BUILDING A SMART, GREEN AND LIVEABLE CITY

The authorities will continue to improve the living environment here by implementing Smart Nation initiatives, such as better adoption of e-payments, and developing next-generation grid architectures that can respond quickly and reliably to changes in energy demand and supply, said Mr Heng.

But one of the most pressing challenges is that of climate change, where Singapore is particularly vulnerable to rising sea levels. 

To that end, the authorities are: 

- Implementing a carbon tax of $5 per tonne of greenhouse gas emissions for facilities producing 25,000 tonnes or more from 2019 to 2023, with plans to increase this to between $10 and $15 per tonne by 2030. 

- Providing an additional U-Save rebate of $20 a year for three years, to help HDB households cover the expected increase in electricity and gas expenses.

FOSTERING A CARING AND COHESIVE SOCIETY

Mr Heng emphasised the need to have a united people with a common purpose, and said he will support individuals and families in preparing for the future and caring for one another, strengthen partnerships between the Government and the community to support the elderly and the needy, and encourage a spirit of giving.

Here are some of the measures: 

- Extending the Proximity Housing Grant to singles who buy resale flats near their parents, and increasing the grant by 50 per cent for singles or families who buy resale flats to live in with their parents or married children. 

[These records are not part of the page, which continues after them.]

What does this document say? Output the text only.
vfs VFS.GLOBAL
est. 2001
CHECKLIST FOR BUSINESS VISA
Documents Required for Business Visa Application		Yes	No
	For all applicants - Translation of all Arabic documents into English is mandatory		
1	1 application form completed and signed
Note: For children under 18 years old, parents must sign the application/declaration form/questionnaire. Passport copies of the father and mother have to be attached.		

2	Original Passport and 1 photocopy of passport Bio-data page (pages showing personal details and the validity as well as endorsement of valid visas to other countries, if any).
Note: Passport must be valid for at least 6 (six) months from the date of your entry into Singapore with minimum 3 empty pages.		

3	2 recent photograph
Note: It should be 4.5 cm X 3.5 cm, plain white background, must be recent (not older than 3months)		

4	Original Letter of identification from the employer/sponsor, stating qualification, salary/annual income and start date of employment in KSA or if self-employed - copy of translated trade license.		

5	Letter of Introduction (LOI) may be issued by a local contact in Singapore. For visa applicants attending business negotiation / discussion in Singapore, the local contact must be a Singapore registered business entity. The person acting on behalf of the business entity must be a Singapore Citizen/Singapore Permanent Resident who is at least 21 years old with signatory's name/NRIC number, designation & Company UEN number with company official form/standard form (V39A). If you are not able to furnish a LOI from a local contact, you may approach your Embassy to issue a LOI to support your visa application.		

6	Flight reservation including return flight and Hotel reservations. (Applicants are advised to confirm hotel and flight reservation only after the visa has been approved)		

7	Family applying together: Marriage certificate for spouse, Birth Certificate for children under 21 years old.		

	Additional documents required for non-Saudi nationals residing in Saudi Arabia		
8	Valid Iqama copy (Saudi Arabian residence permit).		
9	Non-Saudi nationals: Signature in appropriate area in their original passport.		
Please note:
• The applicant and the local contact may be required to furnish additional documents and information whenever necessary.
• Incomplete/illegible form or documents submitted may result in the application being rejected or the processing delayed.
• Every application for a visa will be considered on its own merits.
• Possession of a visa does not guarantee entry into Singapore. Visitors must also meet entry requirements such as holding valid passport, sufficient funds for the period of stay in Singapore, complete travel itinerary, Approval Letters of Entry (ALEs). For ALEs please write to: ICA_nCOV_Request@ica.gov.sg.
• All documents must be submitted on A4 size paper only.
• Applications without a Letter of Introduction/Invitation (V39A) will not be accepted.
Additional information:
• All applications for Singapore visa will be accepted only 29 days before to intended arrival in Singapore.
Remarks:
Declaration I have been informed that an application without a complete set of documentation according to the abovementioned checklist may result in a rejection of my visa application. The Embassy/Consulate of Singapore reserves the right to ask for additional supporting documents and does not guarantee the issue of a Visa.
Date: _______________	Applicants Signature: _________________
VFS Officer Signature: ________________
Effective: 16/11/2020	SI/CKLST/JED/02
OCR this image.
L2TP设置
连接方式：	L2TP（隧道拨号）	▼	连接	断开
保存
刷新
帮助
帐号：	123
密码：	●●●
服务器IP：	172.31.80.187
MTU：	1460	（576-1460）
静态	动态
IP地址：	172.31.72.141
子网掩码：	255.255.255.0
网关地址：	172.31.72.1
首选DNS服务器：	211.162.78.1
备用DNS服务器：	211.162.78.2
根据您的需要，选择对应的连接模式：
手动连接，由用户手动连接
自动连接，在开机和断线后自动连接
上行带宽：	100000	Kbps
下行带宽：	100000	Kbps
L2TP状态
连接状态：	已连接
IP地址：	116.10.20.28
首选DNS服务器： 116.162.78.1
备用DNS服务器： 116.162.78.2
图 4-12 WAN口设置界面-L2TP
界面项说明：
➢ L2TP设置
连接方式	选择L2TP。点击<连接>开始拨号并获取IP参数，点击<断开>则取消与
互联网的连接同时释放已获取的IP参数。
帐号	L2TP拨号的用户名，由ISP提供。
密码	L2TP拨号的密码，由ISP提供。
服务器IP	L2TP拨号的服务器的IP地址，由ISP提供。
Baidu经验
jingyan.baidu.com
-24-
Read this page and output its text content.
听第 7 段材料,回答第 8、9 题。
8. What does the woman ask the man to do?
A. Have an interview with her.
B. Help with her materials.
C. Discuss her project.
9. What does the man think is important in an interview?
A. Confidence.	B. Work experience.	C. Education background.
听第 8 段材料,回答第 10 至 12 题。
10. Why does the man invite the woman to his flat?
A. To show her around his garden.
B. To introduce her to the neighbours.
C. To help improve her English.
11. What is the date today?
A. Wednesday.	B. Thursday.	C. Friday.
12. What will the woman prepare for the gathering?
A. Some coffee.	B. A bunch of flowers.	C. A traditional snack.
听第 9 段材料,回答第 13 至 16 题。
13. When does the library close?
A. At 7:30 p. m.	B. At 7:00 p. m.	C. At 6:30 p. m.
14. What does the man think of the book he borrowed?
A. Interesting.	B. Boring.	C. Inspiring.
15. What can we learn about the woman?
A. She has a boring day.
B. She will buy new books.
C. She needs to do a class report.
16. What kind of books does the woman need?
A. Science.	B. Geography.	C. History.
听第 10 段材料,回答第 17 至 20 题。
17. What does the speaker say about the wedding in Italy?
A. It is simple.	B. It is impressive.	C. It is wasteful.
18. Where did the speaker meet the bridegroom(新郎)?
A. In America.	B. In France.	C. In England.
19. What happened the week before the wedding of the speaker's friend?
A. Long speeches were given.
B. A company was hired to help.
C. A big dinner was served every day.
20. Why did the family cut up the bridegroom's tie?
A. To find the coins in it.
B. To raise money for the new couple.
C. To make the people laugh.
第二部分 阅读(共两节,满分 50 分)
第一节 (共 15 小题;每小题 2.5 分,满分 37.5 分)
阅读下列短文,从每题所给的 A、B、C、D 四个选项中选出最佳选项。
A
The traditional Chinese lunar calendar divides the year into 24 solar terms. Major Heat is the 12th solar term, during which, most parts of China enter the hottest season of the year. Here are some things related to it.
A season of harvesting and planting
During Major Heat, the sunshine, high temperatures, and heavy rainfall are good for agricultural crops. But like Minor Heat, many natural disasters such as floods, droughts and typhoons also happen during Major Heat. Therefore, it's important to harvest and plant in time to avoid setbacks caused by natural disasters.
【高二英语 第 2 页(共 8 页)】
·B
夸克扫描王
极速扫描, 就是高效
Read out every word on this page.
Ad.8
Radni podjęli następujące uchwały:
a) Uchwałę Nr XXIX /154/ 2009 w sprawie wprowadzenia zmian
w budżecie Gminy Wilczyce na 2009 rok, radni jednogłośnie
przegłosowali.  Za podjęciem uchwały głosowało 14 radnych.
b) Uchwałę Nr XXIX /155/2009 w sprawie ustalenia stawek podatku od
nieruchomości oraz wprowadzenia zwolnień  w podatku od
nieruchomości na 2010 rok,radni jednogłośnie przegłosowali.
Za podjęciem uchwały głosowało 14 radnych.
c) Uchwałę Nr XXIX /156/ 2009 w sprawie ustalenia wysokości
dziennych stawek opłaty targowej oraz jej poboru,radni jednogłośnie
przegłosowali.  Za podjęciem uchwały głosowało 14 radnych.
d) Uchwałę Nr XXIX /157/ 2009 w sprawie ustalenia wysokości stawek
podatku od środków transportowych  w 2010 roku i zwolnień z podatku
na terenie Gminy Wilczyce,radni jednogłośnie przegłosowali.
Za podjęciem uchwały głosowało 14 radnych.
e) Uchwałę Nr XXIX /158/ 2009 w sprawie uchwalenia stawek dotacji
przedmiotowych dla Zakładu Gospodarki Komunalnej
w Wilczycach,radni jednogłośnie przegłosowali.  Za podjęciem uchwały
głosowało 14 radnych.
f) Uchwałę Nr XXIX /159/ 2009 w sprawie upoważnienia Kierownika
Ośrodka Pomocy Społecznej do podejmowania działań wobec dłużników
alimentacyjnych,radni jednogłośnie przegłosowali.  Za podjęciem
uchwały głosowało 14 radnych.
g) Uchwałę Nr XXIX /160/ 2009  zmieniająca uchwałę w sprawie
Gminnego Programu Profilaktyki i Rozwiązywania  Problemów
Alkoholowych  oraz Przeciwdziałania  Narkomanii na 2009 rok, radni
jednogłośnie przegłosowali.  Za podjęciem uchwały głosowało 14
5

- Giving another year of service and conservancy charge rebates ranging from 1½ to 3½ months, depending on the size of the HDB flat.

- Increasing foreign domestic worker levies, including raising the monthly levy for the first maid employed without a concession to $300 from the current $265 from April 1, 2019, to avoid an overdependence on such workers. 

- Consolidating social and health-related services for seniors by transferring similar functions currently under the Ministry of Social and Family Development to the Health Ministry. 

PLANNING FOR A FINANCIALLY SUSTAINABLE AND SECURE FUTURE 

While Singapore has enough resources to meet its spending needs till 2020, thanks to careful and prudent planning, Mr Heng warned that there will not be enough revenue to meet its growing needs in the next decade if the authorities do not take steps early.

More spending on healthcare, infrastructure, security and education can be expected, he said.

For Financial Year 2018, the ministries are expected to spend $80 billion, 8.3 per cent higher than in FY2017.

On the whole, the Government expects a slight overall budget deficit of $600 million, or 0.1 per cent of gross domestic product (GDP), Mr Heng said. 

To strengthen the country’s fiscal footing, the Government will:

- Raise the top marginal buyers’ stamp duty rate from 3 per cent to 4 per cent for residential properties worth more than $1 million.

- Implement a 10 per cent increase in tobacco excise duties.

- Further moderate the pace of ministries’ budget growth by reducing their growth rate from 0.4 times of GDP growth to 0.3 times.

- Save in preparation for “lumpy” infrastructure investments, such as through a new Rail Infrastructure Fund for major rail lines which will start with an injection of $5 billion.

- Consider providing guarantees to long-term borrowing by statutory boards and government-owned companies for critical national infrastructure. 

- Raise the goods and services tax (GST) from 7 per cent to 9 per cent, some time between 2021 and 2025, to ensure there is enough for every generation to pay its share of social spending such as  healthcare and security.

- Introduce GST on imported services such as consultancy and marketing, and digital goods such as apps and music, from Jan 1, 2020.